It's an astonishing maneuver. It's rather as if you had said "I'm not going to give much credence to your critique of the Iraq War, since you appear to think Iraq is in South America" and you had responded "Oh, I suppose you have to have A Level Geography in order to be a pacifist nowadays, do you? " Or if I had said "I'm not sure how much attention we should pay to this debunking of cryptozoology since the author appears to think that Loch Ness is a salt-water lake" and you had said "I don't need to read learned books on marine biology in order to know that there's no such thing as sea-serpents."
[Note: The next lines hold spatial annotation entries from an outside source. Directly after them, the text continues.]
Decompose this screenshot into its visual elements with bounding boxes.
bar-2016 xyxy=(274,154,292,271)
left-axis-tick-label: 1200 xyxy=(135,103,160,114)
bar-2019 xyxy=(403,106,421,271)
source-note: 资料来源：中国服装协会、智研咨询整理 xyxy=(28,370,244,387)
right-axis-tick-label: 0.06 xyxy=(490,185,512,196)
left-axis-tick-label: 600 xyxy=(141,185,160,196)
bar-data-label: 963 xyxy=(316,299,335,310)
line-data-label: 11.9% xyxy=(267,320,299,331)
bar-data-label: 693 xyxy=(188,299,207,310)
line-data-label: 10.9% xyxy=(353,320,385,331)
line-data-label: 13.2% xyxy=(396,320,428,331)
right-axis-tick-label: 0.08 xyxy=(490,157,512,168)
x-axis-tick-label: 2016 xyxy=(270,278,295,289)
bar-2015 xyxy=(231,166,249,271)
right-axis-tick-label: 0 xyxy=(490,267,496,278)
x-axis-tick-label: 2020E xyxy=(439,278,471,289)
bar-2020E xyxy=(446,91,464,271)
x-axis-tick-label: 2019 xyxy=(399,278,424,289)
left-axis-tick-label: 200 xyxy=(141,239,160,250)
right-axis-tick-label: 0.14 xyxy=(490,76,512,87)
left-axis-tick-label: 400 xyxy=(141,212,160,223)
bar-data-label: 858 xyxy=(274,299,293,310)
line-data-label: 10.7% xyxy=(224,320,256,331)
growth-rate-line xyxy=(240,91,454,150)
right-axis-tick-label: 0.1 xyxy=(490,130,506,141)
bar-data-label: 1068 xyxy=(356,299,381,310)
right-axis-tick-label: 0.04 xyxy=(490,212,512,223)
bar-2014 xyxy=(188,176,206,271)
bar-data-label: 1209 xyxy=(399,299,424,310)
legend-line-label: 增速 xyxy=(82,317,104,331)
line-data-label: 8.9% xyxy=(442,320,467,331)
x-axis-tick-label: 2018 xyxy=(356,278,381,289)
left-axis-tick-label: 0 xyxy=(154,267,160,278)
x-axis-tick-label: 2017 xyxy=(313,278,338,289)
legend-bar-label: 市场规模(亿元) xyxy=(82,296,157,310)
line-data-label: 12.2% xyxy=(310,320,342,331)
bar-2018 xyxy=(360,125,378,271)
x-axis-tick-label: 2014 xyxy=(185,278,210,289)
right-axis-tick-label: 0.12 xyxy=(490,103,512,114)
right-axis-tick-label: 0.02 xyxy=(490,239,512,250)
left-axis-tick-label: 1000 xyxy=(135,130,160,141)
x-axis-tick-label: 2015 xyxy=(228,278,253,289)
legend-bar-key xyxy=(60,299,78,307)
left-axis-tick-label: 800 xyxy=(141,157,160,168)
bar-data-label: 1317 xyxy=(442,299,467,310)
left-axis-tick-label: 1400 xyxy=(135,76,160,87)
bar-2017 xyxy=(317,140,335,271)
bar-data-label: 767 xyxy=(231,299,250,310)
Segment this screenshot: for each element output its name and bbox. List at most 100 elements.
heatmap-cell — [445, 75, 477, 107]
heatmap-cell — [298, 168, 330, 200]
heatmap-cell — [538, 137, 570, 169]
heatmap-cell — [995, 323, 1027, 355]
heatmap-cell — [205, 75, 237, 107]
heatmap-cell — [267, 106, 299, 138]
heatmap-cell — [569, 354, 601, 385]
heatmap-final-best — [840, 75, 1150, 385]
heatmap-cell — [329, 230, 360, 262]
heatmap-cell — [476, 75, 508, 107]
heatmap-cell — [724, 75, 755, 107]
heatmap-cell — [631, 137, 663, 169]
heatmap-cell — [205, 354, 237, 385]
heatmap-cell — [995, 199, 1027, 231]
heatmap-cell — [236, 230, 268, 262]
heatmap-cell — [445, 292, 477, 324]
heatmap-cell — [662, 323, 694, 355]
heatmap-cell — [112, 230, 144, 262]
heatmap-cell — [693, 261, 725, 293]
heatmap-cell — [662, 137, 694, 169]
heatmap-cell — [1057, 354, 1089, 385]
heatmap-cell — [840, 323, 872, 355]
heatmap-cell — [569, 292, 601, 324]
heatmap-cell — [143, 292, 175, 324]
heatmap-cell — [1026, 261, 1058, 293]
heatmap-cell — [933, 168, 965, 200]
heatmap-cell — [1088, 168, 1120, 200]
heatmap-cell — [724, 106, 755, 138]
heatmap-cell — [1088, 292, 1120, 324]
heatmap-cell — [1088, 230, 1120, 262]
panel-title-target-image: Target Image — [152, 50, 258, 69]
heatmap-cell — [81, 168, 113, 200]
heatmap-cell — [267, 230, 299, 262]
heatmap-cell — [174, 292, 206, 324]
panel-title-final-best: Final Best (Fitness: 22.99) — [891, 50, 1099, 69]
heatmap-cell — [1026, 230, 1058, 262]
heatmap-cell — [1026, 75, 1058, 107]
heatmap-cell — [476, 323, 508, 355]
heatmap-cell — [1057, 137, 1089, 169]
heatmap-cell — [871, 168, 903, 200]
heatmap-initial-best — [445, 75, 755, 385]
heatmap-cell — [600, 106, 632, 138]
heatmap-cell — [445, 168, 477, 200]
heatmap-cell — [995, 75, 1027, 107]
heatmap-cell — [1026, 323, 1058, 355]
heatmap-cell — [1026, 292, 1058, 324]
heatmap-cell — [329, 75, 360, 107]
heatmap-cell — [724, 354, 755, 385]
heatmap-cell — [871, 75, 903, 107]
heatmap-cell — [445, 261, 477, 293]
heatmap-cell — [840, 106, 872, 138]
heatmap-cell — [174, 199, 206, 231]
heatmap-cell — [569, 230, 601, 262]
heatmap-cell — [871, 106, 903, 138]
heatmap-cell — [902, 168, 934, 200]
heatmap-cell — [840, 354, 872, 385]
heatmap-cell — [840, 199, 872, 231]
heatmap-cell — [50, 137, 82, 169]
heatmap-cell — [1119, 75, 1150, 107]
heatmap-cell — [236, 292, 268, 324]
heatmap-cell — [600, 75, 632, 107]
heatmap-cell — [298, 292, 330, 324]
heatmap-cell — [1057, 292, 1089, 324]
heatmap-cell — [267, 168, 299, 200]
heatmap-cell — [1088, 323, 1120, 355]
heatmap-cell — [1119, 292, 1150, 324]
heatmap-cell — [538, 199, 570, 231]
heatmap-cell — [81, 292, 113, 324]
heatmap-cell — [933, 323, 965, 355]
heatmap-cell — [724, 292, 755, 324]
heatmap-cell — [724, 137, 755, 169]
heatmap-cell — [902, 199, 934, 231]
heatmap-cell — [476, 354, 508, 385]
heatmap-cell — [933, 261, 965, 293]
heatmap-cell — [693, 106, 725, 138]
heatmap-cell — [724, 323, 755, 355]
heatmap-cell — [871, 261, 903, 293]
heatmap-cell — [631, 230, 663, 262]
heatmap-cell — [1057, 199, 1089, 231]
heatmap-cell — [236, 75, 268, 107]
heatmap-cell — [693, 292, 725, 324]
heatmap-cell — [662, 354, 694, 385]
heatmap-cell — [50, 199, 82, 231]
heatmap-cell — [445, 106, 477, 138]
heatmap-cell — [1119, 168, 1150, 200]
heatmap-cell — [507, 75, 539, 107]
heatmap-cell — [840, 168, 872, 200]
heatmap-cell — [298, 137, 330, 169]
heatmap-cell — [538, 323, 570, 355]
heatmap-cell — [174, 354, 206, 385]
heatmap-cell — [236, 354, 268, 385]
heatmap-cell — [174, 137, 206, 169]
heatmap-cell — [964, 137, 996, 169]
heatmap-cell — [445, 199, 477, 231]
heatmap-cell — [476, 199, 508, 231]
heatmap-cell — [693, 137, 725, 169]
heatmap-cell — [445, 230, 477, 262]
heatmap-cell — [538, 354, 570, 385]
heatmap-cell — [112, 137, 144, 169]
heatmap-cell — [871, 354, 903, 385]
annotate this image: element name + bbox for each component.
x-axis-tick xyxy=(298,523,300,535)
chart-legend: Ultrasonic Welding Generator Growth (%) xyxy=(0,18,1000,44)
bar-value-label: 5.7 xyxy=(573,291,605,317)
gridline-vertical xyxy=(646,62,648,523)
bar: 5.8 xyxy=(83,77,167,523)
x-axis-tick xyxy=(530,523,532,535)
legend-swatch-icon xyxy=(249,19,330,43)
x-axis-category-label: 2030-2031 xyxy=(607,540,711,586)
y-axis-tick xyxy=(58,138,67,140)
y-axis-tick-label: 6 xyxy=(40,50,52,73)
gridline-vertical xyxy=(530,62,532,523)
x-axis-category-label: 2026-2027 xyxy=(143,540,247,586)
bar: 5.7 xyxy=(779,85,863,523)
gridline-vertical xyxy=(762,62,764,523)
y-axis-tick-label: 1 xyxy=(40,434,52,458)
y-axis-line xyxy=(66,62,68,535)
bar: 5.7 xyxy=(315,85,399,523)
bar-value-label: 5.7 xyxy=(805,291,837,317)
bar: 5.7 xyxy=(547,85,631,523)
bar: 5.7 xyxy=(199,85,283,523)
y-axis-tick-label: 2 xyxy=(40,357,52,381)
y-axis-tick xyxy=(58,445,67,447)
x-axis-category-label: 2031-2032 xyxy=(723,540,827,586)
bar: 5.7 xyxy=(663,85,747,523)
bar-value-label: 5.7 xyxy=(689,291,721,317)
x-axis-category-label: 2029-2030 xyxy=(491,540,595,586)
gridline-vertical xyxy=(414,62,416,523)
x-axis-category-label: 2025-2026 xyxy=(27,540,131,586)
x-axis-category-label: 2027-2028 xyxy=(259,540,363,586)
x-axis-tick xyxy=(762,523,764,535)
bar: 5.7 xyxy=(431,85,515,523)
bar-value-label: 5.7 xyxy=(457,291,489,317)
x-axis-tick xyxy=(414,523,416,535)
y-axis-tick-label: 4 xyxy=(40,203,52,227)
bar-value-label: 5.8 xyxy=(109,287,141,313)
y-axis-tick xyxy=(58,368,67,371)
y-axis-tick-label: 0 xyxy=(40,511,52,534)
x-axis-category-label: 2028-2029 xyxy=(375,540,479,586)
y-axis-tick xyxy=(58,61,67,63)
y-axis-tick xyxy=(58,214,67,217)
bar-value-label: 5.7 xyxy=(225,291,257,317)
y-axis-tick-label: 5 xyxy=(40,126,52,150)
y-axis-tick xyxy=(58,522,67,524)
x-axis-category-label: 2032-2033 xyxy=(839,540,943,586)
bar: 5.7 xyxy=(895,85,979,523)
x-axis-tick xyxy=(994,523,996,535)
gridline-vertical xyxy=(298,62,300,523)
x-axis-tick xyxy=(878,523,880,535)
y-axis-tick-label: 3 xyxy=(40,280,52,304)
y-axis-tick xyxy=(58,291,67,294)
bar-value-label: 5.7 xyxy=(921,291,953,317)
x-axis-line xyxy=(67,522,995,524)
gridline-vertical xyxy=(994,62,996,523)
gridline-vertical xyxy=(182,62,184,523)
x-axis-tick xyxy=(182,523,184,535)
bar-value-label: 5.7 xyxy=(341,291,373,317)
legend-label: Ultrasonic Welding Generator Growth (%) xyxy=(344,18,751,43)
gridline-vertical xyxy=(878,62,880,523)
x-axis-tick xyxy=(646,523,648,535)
A stock response to Dawkins' stock response to what he claims is a stock criticism would be "No: but if you are going to charge people twenty quid for 150,000 word demolition-job on leprechology, you probably ought to get your facts straight first."
If you limit yourself to saying "I refuse to consider any question about What Christians Think because there is no God" then theological ignorance may be quite forgivable. Once you start to say "One of the reasons for thinking that there is no God is that What Christians Think is absurd / contradictory / hairsplitty / immoral / child-molesty" you need to have quite a good grasp of What Christians Do In Fact Think. Not a degree in the academic study of the History of What Christians Do In Fact Think: not specialist knowledge of every writer who has ever written a technical tome on What Christians Think, but some general grasp of how St. Paul thinks that Old Testament is related to the New; or some appreciation that, even among evangelicals, Penal Substitution is not the only game in town.